By what means the inhabitants of this country are reduced to such a number as it can subsist, is not perhaps very easy to guess; whether, like the inhabitants of New Zealand, they are destroyed by the hands of each other in contests for food; whether they are swept off by accidental famine, or whether there is any cause which prevents the increase of the species, must be left for future adventurers to determine. That they have wars, appears by their weapons; for supposing the lances to serve merely for the striking of fish, the shield could be intended for nothing but a defence against men; the only mark of hostility, however, which we saw among them, was the perforation of the shield by a spear, which has been just mentioned, for none of them appeared to have been wounded by an enemy. Neither can we determine whether they are pusillanimous or brave; the resolution with which two of them attempted to prevent our landing, when we had two boats full of men, in Botany Bay, even after one of them was wounded with small shot, gave us reason to conclude that they were not only naturally courageous, but that they had acquired a familiarity with the dangers of hostility, and were, by habit as well as nature, a daring and warlike people; but their precipitate flight from every other place that we approached, without even a menace, while they were out of our reach, was an indication of uncommon tameness and timidity, such as those who had only been occasionally warriors must be supposed to have shaken off, whatever might have been their natural disposition. I have faithfully related facts, the reader must judge of the people for himself.

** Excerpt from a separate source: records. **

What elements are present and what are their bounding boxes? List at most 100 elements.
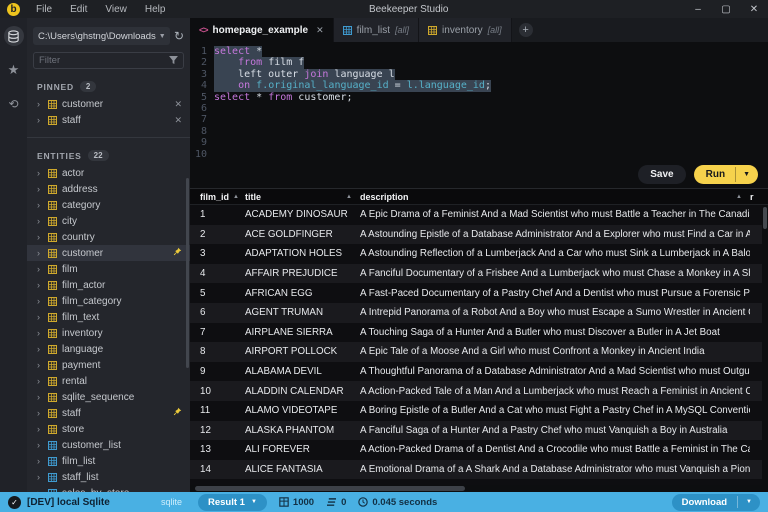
chevron-right-icon[interactable]: › — [37, 280, 43, 290]
sidebar-item-customer[interactable]: ›customer — [27, 245, 190, 261]
sidebar-scrollbar[interactable] — [186, 178, 189, 368]
close-button[interactable]: ✕ — [740, 2, 768, 17]
menu-file[interactable]: File — [28, 2, 60, 17]
saved-queries-button[interactable]: ★ — [4, 60, 24, 80]
pinned-item-customer[interactable]: ›customer✕ — [27, 96, 190, 112]
chevron-right-icon[interactable]: › — [37, 488, 43, 492]
cell-film-id: 11 — [190, 405, 245, 416]
chevron-right-icon[interactable]: › — [37, 264, 43, 274]
table-row[interactable]: 1ACADEMY DINOSAURA Epic Drama of a Femin… — [190, 205, 768, 225]
menu-edit[interactable]: Edit — [62, 2, 95, 17]
database-tab-button[interactable] — [4, 26, 24, 46]
chevron-right-icon[interactable]: › — [37, 328, 43, 338]
table-row[interactable]: 8AIRPORT POLLOCKA Epic Tale of a Moose A… — [190, 342, 768, 362]
sidebar-item-sqlite_sequence[interactable]: ›sqlite_sequence — [27, 389, 190, 405]
menu-view[interactable]: View — [97, 2, 135, 17]
menu-help[interactable]: Help — [137, 2, 174, 17]
result-selector[interactable]: Result 1 ▼ — [198, 494, 267, 511]
chevron-right-icon[interactable]: › — [37, 168, 43, 178]
tab-inventory[interactable]: inventory[all] — [419, 18, 512, 42]
minimize-button[interactable]: – — [684, 2, 712, 17]
chevron-right-icon[interactable]: › — [37, 115, 43, 125]
chevron-right-icon[interactable]: › — [37, 200, 43, 210]
chevron-right-icon[interactable]: › — [37, 408, 43, 418]
pinned-section-header: PINNED 2 — [37, 81, 180, 92]
sidebar-item-category[interactable]: ›category — [27, 197, 190, 213]
table-row[interactable]: 12ALASKA PHANTOMA Fanciful Saga of a Hun… — [190, 421, 768, 441]
sidebar-item-sales_by_store[interactable]: ›sales_by_store — [27, 485, 190, 492]
unpin-icon[interactable]: ✕ — [174, 115, 182, 126]
entity-label: store — [62, 424, 84, 435]
sidebar-item-staff[interactable]: ›staff — [27, 405, 190, 421]
chevron-right-icon[interactable]: › — [37, 424, 43, 434]
sidebar-item-country[interactable]: ›country — [27, 229, 190, 245]
chevron-right-icon[interactable]: › — [37, 232, 43, 242]
save-button[interactable]: Save — [638, 165, 685, 184]
tab-homepage_example[interactable]: <>homepage_example✕ — [190, 18, 334, 42]
run-dropdown-caret[interactable]: ▼ — [735, 167, 758, 182]
column-header-partial[interactable]: r — [750, 192, 768, 202]
sidebar-item-store[interactable]: › store — [27, 421, 190, 437]
chevron-right-icon[interactable]: › — [37, 392, 43, 402]
sql-editor[interactable]: 1select *2 from film f3 left outer join … — [190, 42, 768, 160]
sidebar-item-actor[interactable]: ›actor — [27, 165, 190, 181]
sidebar-item-payment[interactable]: ›payment — [27, 357, 190, 373]
pinned-item-staff[interactable]: ›staff✕ — [27, 112, 190, 128]
chevron-right-icon[interactable]: › — [37, 376, 43, 386]
download-button[interactable]: Download ▼ — [672, 494, 760, 511]
sidebar-item-film_text[interactable]: ›film_text — [27, 309, 190, 325]
vertical-scrollbar-thumb[interactable] — [763, 207, 767, 229]
column-header-title[interactable]: title ▲ — [245, 192, 360, 202]
chevron-right-icon[interactable]: › — [37, 99, 43, 109]
sidebar-item-film_list[interactable]: ›film_list — [27, 453, 190, 469]
unpin-icon[interactable]: ✕ — [174, 99, 182, 110]
table-row[interactable]: 6AGENT TRUMANA Intrepid Panorama of a Ro… — [190, 303, 768, 323]
horizontal-scrollbar-thumb[interactable] — [195, 486, 465, 491]
table-row[interactable]: 10ALADDIN CALENDARA Action-Packed Tale o… — [190, 381, 768, 401]
download-dropdown-caret[interactable]: ▼ — [737, 496, 760, 508]
sidebar-item-rental[interactable]: ›rental — [27, 373, 190, 389]
table-row[interactable]: 7AIRPLANE SIERRAA Touching Saga of a Hun… — [190, 323, 768, 343]
sidebar-item-film_category[interactable]: ›film_category — [27, 293, 190, 309]
sidebar-item-film_actor[interactable]: ›film_actor — [27, 277, 190, 293]
column-header-film-id[interactable]: film_id ▲ — [190, 192, 245, 202]
chevron-right-icon[interactable]: › — [37, 472, 43, 482]
sidebar-item-customer_list[interactable]: ›customer_list — [27, 437, 190, 453]
run-button[interactable]: Run ▼ — [694, 165, 758, 184]
history-button[interactable]: ⟲ — [4, 94, 24, 114]
table-row[interactable]: 13ALI FOREVERA Action-Packed Drama of a … — [190, 440, 768, 460]
vertical-scrollbar[interactable] — [762, 205, 768, 485]
table-row[interactable]: 4AFFAIR PREJUDICEA Fanciful Documentary … — [190, 264, 768, 284]
new-tab-button[interactable]: + — [519, 23, 533, 37]
chevron-right-icon[interactable]: › — [37, 360, 43, 370]
maximize-button[interactable]: ▢ — [712, 2, 740, 17]
chevron-right-icon[interactable]: › — [37, 184, 43, 194]
tab-film_list[interactable]: film_list[all] — [334, 18, 419, 42]
chevron-right-icon[interactable]: › — [37, 312, 43, 322]
table-row[interactable]: 3ADAPTATION HOLESA Astounding Reflection… — [190, 244, 768, 264]
table-row[interactable]: 9ALABAMA DEVILA Thoughtful Panorama of a… — [190, 362, 768, 382]
table-row[interactable]: 14ALICE FANTASIAA Emotional Drama of a A… — [190, 460, 768, 480]
chevron-right-icon[interactable]: › — [37, 216, 43, 226]
sidebar-item-film[interactable]: ›film — [27, 261, 190, 277]
close-tab-icon[interactable]: ✕ — [316, 25, 324, 36]
table-row[interactable]: 5AFRICAN EGGA Fast-Paced Documentary of … — [190, 283, 768, 303]
chevron-right-icon[interactable]: › — [37, 440, 43, 450]
chevron-right-icon[interactable]: › — [37, 344, 43, 354]
horizontal-scrollbar[interactable] — [190, 485, 768, 492]
table-row[interactable]: 2ACE GOLDFINGERA Astounding Epistle of a… — [190, 225, 768, 245]
sidebar-item-language[interactable]: ›language — [27, 341, 190, 357]
filter-input[interactable] — [39, 55, 169, 66]
editor-line-5: 5select * from customer; — [190, 92, 768, 103]
sidebar-item-city[interactable]: ›city — [27, 213, 190, 229]
sidebar-item-address[interactable]: ›address — [27, 181, 190, 197]
chevron-right-icon[interactable]: › — [37, 456, 43, 466]
chevron-right-icon[interactable]: › — [37, 296, 43, 306]
refresh-button[interactable]: ↻ — [174, 30, 184, 42]
column-header-description[interactable]: description ▲ — [360, 192, 750, 202]
chevron-right-icon[interactable]: › — [37, 248, 43, 258]
sidebar-item-inventory[interactable]: ›inventory — [27, 325, 190, 341]
table-row[interactable]: 11ALAMO VIDEOTAPEA Boring Epistle of a B… — [190, 401, 768, 421]
sidebar-item-staff_list[interactable]: ›staff_list — [27, 469, 190, 485]
connection-select[interactable]: C:\Users\ghstng\Downloads ▼ — [33, 27, 170, 45]
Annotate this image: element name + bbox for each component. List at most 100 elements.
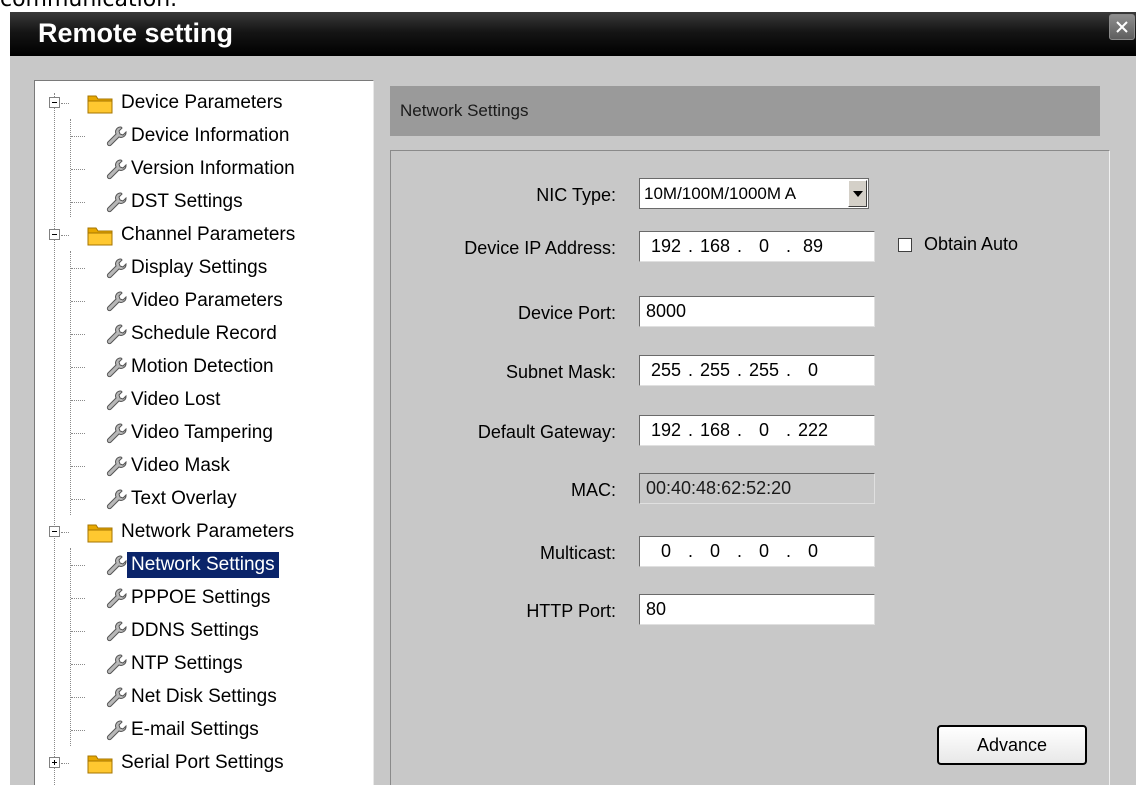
collapse-icon[interactable] [49,229,60,240]
ip-octet: 222 [798,420,829,440]
http-port-input[interactable]: 80 [639,594,875,625]
device-ip-input[interactable]: 192. 168. 0. 89 [639,231,875,262]
tree-leaf[interactable]: Version Information [105,153,299,185]
ip-octet: 0 [759,236,770,256]
tree-folder[interactable]: Device Parameters [87,87,287,119]
tree-connector [71,499,85,500]
tree-leaf[interactable]: Schedule Record [105,318,281,350]
tree-connector [71,268,85,269]
tree-leaf[interactable]: Motion Detection [105,351,278,383]
multicast-label: Multicast: [539,543,616,563]
remote-setting-window: Remote setting Device Parameters Device I… [10,12,1136,785]
nic-type-value: 10M/100M/1000M A [644,184,797,203]
section-header: Network Settings [390,86,1100,136]
device-ip-label: Device IP Address: [464,238,616,258]
tree-connector [70,251,71,515]
tree-item-label: Video Parameters [131,290,283,311]
close-button[interactable] [1109,14,1135,40]
wrench-icon [106,324,127,345]
nic-type-select[interactable]: 10M/100M/1000M A [639,178,869,209]
background-caption-text: communication. [0,0,177,12]
tree-connector [71,169,85,170]
tree-item-label: Channel Parameters [121,224,296,245]
device-port-label: Device Port: [517,303,616,323]
obtain-auto-label: Obtain Auto [924,234,1019,254]
tree-leaf[interactable]: Net Disk Settings [105,681,281,713]
ip-octet: 0 [660,541,671,561]
parameter-tree[interactable]: Device Parameters Device Information Versi… [34,80,374,785]
tree-leaf[interactable]: Video Lost [105,384,224,416]
obtain-auto-checkbox[interactable] [898,238,912,252]
wrench-icon [106,291,127,312]
ip-octet: 192 [650,420,682,440]
wrench-icon [106,126,127,147]
tree-item-label: Motion Detection [131,356,274,377]
tree-item-label: E-mail Settings [131,719,259,740]
ip-octet: 0 [710,541,721,561]
ip-octet: 0 [808,360,819,380]
wrench-icon [106,720,127,741]
tree-item-label: Serial Port Settings [121,752,284,773]
mac-field: 00:40:48:62:52:20 [639,473,875,504]
device-port-input[interactable]: 8000 [639,296,875,327]
tree-connector [71,334,85,335]
ip-octet: 168 [699,236,731,256]
tree-connector [71,664,85,665]
subnet-mask-label: Subnet Mask: [505,362,616,382]
tree-connector [54,93,55,785]
tree-item-label: Display Settings [131,257,268,278]
collapse-icon[interactable] [49,97,60,108]
tree-item-label: Network Settings [127,552,279,578]
tree-item-label: Net Disk Settings [131,686,277,707]
subnet-mask-input[interactable]: 255. 255. 255. 0 [639,355,875,386]
tree-folder[interactable]: Alarm Parameters [87,780,278,785]
wrench-icon [106,621,127,642]
tree-folder[interactable]: Serial Port Settings [87,747,288,779]
tree-leaf[interactable]: Video Tampering [105,417,277,449]
tree-item-label: Video Tampering [131,422,273,443]
tree-connector [71,565,85,566]
advance-button[interactable]: Advance [937,725,1087,765]
tree-folder[interactable]: Channel Parameters [87,219,299,251]
tree-item-label: Network Parameters [121,521,295,542]
wrench-icon [106,654,127,675]
wrench-icon [106,456,127,477]
tree-leaf[interactable]: NTP Settings [105,648,247,680]
default-gateway-input[interactable]: 192. 168. 0. 222 [639,415,875,446]
folder-icon [87,227,113,246]
tree-leaf[interactable]: Video Parameters [105,285,287,317]
tree-leaf[interactable]: DST Settings [105,186,247,218]
tree-leaf[interactable]: Text Overlay [105,483,241,515]
tree-connector [70,548,71,746]
tree-connector [61,235,69,236]
tree-connector [71,136,85,137]
tree-folder[interactable]: Network Parameters [87,516,298,548]
tree-leaf[interactable]: PPPOE Settings [105,582,274,614]
expand-icon[interactable] [49,757,60,768]
collapse-icon[interactable] [49,526,60,537]
tree-leaf[interactable]: E-mail Settings [105,714,263,746]
tree-connector [71,466,85,467]
background-caption: communication. [0,0,1136,12]
folder-icon [87,524,113,543]
tree-connector [71,730,85,731]
tree-leaf[interactable]: Network Settings [105,549,279,581]
tree-leaf[interactable]: Display Settings [105,252,271,284]
tree-item-label: Device Parameters [121,92,283,113]
tree-leaf[interactable]: DDNS Settings [105,615,263,647]
title-bar[interactable]: Remote setting [10,12,1136,56]
tree-connector [71,631,85,632]
tree-item-label: Schedule Record [131,323,277,344]
tree-connector [71,433,85,434]
tree-connector [71,301,85,302]
wrench-icon [106,192,127,213]
tree-connector [71,202,85,203]
wrench-icon [106,588,127,609]
nic-type-label: NIC Type: [536,185,616,205]
wrench-icon [106,489,127,510]
tree-leaf[interactable]: Device Information [105,120,293,152]
tree-leaf[interactable]: Video Mask [105,450,234,482]
dropdown-arrow-icon[interactable] [848,180,867,207]
multicast-input[interactable]: 0. 0. 0. 0 [639,536,875,567]
folder-icon [87,755,113,774]
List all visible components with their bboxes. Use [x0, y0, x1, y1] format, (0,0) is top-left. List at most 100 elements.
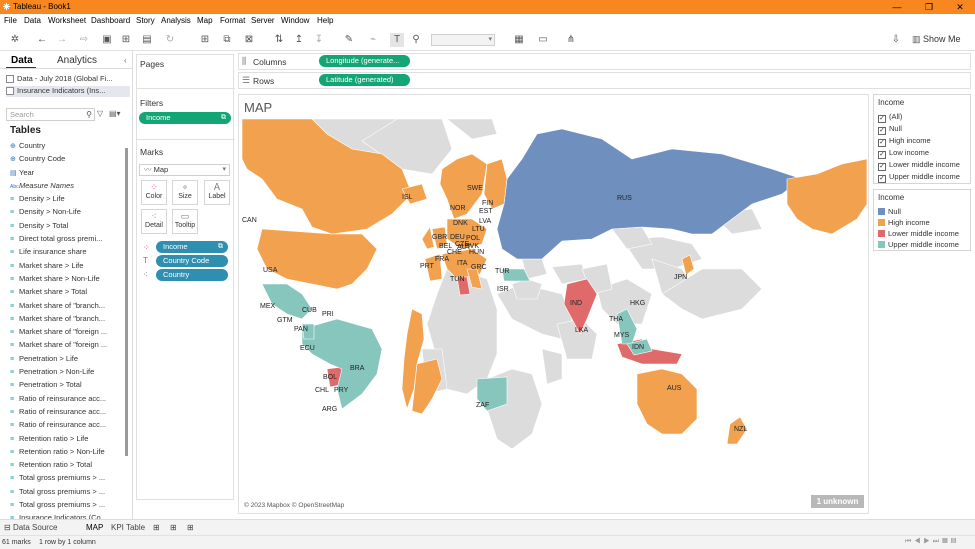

From the account that has been given of our commerce with them, it cannot be supposed that we should know much of their language; yet as this is an object of great curiosity, especially to the learned, and of great importance in their researches into the origin of the various nations that have been discovered, we took some pains to bring away such a specimen of it as might, in a certain degree, answer the purpose, and I shall now give an account how it was procured. If we wanted to know the name of a stone, we took a stone up into our hands, and as well as we could, intimated by signs, that we wished they should name it: the word that they pronounced upon the occasion, we immediately wrote down. This method, though it was the best we could contrive, might certainly lead us into many mistakes; for if an Indian was to take up a stone, and ask us the name of it, we might answer a pebble or a flint; so when we took up a stone, and asked an Indian the name of it, he might pronounce a word that distinguished the species and not the genus, or that, instead of signifying stone simply, might signify a rough stone, or a smooth stone; however, as much as possible to avoid mistakes of this kind, several of us contrived, at different times, to get from them as many words as we could, and having noted them down, compared our lists: those which were the same in all, and which, according to every one’s account, signified the same thing, we ventured to record, with a very few others, which, from the simplicity of the subject, and the ease of expressing our question with plainness and precision by a sign, have acquired equal authority.